Это спрашивает Кучер.

Старуха начинает плакать.

— Убили нашего атамана, сорок годков ему всего было. И семью его всю сказнили. Сыночки, вы даже не представляете, что здесь было. Убивали каждый день, отбирали последнее, девочек, женщин воровали и насиловали. У старух последнее отбирали.

Женька Келлер выходит из дома, лезет в машину и тащит оттуда вещмешок с продуктами.

— На, мать, это вам. Чем можем. Прости, что больше дать нечего. И запомни, мы больше отсюда не уйдем. Это наша земля.

— Спасибо, сынки. Буду Бога за вас молить.

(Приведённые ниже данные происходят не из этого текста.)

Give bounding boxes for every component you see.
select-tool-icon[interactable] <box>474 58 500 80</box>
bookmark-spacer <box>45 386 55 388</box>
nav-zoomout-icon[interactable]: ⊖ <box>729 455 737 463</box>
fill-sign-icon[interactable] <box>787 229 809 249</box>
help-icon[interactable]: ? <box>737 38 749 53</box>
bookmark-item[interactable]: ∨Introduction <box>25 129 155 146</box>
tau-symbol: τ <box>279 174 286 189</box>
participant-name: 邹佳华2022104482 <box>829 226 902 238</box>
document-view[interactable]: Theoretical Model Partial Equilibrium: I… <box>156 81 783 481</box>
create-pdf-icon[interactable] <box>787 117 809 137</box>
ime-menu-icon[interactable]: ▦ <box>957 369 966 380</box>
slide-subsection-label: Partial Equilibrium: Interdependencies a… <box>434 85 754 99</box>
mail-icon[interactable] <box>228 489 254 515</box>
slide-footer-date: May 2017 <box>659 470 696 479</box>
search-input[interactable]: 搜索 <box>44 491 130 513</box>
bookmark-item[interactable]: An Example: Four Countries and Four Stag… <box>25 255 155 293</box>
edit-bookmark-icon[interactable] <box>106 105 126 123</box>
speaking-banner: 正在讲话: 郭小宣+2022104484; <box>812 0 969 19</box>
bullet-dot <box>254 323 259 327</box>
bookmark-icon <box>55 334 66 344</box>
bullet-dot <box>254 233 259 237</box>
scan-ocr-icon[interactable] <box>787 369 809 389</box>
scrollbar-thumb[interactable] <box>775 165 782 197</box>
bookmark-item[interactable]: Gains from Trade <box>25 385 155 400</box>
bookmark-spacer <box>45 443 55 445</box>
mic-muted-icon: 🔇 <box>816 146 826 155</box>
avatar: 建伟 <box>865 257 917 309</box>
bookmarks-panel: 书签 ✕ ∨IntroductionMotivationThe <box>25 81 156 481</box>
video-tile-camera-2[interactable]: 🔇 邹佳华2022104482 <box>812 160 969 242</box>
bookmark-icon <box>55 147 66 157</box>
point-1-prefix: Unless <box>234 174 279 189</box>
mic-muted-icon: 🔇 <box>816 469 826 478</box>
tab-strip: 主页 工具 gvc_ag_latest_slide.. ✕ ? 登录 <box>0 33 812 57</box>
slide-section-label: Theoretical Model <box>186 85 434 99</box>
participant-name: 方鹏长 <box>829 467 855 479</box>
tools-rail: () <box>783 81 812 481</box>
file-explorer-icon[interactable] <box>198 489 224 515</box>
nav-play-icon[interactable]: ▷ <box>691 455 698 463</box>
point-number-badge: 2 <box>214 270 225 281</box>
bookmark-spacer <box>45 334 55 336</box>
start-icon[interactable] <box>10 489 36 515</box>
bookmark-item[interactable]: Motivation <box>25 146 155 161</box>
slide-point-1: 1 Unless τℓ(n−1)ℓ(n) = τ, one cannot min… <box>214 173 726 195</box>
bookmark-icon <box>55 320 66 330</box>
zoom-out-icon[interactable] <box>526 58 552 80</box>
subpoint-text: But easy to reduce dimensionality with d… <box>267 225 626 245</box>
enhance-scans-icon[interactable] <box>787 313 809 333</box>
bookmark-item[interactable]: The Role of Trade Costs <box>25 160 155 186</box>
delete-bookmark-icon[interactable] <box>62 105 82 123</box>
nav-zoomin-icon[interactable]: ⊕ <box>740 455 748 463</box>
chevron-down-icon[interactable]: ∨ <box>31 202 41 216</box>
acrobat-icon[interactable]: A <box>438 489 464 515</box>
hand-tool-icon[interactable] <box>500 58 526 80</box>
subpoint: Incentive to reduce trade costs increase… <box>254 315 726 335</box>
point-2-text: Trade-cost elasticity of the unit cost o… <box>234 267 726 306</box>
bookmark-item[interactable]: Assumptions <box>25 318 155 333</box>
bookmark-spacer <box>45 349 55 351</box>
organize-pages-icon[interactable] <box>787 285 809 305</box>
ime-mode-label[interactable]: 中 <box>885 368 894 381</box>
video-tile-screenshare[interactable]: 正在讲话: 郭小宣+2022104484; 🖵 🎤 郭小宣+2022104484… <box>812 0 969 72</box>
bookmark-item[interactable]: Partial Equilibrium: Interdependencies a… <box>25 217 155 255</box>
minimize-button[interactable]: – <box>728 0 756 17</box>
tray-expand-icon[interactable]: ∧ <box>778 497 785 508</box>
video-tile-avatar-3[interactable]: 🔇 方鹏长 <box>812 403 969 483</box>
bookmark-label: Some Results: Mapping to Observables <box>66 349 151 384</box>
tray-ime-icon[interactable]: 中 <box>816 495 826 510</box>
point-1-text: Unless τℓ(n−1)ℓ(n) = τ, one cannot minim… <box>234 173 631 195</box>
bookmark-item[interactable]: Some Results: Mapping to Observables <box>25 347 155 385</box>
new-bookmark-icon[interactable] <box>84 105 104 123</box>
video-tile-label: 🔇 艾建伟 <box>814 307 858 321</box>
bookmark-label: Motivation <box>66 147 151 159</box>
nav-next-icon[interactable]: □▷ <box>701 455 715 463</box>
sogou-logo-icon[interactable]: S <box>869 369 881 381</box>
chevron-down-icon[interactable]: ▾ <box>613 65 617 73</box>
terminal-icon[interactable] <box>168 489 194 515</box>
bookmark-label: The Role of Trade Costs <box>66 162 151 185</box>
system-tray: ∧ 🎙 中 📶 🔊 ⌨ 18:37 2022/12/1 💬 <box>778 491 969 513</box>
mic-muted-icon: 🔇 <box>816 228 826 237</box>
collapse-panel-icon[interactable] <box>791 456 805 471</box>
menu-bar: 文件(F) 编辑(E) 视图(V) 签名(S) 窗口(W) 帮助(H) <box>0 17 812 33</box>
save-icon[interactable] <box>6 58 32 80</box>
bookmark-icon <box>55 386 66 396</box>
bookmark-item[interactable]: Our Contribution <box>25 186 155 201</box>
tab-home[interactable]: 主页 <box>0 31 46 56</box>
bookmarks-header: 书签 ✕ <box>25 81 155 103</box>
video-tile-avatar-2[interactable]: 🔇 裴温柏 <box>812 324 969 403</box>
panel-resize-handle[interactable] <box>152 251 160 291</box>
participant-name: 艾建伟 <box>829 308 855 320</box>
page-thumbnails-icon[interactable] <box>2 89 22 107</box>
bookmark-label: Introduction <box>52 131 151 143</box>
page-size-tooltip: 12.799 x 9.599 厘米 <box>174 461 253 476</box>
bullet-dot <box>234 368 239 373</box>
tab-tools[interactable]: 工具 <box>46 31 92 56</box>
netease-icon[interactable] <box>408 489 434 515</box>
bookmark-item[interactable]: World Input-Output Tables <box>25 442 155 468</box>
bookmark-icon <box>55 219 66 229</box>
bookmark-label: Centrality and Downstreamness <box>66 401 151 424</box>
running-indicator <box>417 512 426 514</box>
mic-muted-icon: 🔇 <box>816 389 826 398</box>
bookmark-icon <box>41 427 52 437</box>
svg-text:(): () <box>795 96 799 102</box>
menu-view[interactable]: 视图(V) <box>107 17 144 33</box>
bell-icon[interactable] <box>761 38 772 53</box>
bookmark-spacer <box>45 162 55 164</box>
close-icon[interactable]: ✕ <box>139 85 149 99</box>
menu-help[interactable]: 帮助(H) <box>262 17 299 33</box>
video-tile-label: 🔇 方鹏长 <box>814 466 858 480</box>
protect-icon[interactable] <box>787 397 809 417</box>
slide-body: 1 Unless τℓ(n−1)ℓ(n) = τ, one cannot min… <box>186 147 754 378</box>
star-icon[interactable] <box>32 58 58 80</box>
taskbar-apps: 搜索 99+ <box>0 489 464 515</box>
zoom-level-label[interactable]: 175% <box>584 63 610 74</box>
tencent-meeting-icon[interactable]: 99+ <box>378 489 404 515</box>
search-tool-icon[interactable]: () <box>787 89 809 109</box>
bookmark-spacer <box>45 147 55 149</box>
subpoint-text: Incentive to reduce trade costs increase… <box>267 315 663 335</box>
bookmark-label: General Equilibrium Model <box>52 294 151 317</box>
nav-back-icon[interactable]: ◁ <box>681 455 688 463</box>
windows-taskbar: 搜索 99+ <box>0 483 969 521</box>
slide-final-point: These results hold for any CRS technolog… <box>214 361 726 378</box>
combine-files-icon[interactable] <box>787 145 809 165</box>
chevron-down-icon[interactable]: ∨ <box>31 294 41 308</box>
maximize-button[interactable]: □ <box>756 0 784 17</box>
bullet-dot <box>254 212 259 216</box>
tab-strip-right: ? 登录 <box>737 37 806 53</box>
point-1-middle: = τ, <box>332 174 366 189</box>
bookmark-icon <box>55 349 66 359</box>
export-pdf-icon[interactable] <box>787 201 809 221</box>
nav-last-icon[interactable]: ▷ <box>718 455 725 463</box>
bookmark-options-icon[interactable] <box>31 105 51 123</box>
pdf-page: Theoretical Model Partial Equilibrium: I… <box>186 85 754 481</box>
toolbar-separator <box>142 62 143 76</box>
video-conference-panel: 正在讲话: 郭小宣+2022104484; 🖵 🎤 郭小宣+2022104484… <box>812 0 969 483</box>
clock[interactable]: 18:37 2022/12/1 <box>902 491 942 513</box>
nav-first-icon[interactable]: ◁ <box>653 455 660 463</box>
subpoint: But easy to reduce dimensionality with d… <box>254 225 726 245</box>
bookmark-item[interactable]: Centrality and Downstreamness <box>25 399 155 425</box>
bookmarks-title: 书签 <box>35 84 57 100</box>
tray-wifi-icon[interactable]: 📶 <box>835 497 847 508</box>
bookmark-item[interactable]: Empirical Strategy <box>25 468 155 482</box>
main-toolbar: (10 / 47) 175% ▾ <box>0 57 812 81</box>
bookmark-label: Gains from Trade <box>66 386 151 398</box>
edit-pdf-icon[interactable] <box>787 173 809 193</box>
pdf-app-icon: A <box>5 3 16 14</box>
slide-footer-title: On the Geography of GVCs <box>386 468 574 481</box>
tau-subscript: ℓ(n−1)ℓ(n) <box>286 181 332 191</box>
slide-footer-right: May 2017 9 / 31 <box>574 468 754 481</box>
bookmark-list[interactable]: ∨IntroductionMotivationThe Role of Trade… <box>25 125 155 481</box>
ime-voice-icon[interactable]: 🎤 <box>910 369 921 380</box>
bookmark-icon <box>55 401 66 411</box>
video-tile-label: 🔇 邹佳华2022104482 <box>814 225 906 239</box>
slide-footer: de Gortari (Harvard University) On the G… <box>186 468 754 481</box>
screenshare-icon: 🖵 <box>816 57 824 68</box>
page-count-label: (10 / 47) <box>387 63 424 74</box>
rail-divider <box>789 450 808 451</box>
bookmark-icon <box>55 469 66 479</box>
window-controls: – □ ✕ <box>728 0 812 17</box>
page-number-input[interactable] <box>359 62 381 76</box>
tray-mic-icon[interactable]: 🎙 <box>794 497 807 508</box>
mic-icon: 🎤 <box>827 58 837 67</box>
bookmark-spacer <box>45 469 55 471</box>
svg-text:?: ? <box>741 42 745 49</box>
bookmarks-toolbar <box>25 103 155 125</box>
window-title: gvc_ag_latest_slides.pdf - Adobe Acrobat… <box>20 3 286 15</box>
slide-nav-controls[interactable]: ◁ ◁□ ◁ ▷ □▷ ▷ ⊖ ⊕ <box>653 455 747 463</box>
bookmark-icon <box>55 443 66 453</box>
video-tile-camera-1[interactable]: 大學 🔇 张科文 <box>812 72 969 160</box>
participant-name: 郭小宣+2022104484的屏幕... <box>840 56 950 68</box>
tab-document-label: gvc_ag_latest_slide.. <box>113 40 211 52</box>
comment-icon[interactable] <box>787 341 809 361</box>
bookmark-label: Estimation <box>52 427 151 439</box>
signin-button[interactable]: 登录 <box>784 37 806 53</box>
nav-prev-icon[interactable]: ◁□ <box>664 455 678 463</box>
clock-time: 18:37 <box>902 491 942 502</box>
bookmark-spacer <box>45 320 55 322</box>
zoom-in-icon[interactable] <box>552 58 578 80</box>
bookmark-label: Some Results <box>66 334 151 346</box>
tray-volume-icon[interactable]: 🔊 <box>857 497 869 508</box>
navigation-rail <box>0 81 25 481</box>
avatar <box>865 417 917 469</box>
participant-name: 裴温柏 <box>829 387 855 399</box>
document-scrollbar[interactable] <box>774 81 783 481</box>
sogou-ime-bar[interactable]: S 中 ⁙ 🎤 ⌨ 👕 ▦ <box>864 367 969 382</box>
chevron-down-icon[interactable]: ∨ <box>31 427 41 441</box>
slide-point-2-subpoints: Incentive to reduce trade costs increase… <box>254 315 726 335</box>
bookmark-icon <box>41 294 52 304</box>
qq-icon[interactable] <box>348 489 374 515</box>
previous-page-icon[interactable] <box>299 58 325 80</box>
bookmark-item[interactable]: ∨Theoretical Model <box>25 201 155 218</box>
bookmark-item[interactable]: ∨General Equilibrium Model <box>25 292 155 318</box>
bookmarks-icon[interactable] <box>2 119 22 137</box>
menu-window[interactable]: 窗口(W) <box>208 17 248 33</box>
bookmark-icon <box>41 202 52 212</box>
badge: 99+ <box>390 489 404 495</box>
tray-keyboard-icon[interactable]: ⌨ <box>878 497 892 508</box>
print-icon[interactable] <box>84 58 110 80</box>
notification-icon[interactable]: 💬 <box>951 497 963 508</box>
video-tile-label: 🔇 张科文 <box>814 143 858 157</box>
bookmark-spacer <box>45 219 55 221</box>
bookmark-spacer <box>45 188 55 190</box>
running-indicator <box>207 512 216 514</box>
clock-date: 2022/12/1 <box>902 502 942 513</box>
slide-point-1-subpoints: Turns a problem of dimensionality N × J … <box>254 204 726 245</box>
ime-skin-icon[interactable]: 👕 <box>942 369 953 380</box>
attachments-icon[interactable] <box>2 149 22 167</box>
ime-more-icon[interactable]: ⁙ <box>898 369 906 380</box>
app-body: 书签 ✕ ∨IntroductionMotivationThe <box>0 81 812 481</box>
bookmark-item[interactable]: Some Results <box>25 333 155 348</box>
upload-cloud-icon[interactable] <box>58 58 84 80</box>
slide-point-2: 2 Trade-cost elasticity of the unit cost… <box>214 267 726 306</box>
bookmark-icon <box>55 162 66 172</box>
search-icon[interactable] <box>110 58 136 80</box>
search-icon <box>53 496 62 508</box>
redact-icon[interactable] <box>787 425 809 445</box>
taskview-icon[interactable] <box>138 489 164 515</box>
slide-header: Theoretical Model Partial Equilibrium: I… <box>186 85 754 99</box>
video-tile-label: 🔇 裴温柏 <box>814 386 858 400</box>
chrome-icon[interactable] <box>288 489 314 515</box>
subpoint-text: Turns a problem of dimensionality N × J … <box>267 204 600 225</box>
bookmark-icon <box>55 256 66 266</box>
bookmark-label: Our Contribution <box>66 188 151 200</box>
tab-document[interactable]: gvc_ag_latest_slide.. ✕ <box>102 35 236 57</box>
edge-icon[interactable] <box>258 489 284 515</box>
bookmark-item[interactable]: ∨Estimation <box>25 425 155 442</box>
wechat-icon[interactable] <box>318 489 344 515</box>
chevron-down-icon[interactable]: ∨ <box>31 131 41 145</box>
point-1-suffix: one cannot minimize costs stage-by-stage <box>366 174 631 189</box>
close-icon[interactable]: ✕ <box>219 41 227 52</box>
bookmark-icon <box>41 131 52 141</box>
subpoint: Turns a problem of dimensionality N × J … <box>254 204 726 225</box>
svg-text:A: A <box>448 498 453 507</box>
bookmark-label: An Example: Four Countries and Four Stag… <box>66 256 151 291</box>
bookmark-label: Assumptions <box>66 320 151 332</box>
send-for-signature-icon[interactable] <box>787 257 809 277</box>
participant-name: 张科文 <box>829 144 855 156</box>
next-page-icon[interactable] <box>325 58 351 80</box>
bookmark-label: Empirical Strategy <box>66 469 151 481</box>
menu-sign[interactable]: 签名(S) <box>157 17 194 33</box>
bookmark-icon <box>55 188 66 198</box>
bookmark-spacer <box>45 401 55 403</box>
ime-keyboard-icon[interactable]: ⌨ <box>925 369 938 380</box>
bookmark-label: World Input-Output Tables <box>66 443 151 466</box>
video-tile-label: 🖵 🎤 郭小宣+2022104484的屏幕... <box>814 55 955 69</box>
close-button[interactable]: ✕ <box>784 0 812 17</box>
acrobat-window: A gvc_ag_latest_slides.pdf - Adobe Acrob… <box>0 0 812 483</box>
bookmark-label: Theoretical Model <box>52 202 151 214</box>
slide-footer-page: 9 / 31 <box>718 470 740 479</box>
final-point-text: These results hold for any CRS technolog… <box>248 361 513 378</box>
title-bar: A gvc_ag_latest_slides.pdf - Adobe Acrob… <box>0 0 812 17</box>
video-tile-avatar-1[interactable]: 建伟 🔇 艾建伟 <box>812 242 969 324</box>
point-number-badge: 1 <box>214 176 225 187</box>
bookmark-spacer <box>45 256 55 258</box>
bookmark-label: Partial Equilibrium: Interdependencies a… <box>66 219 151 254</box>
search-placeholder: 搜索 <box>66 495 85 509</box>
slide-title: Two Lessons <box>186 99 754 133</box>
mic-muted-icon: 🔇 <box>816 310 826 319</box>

Мы движемся по неширокой, но все-таки асфальтированной дороге. Наша конечная цель — Пятигорск. БРДМ впереди — за нами тащится микроавтобус. Совершенно неожиданно пошел снег. Густая белая вата ложится на черные скрюченные деревья, мелькающие по сторонам дороги. Оседает на разбитом полотне дороги, грязно-зеленой броне, тут же превращаясь в снежную кашу. Ребята молчат, потому что в их сознании сейчас нет ничего, кроме этого снега, холода и войны. Мне кажется, что мой мозг начинает цепенеть. Я становлюсь равнодушным к собственной судьбе. Это опасно. Я пытаюсь побороть в себе апатию, на счет раз — два — три лезу к люку и высовываю свою голову навстречу холодному ветру. Снежные иголки тут же впиваются в мое лицо и шею, превращаясь в холодные ручейки, стекают по груди и животу. Нужно просто дать себе промерзнуть до костей, до мозгов, и тогда возмущенный организм встрепенется и заставит бояться боли, делая все возможное, чтобы не допустить ее.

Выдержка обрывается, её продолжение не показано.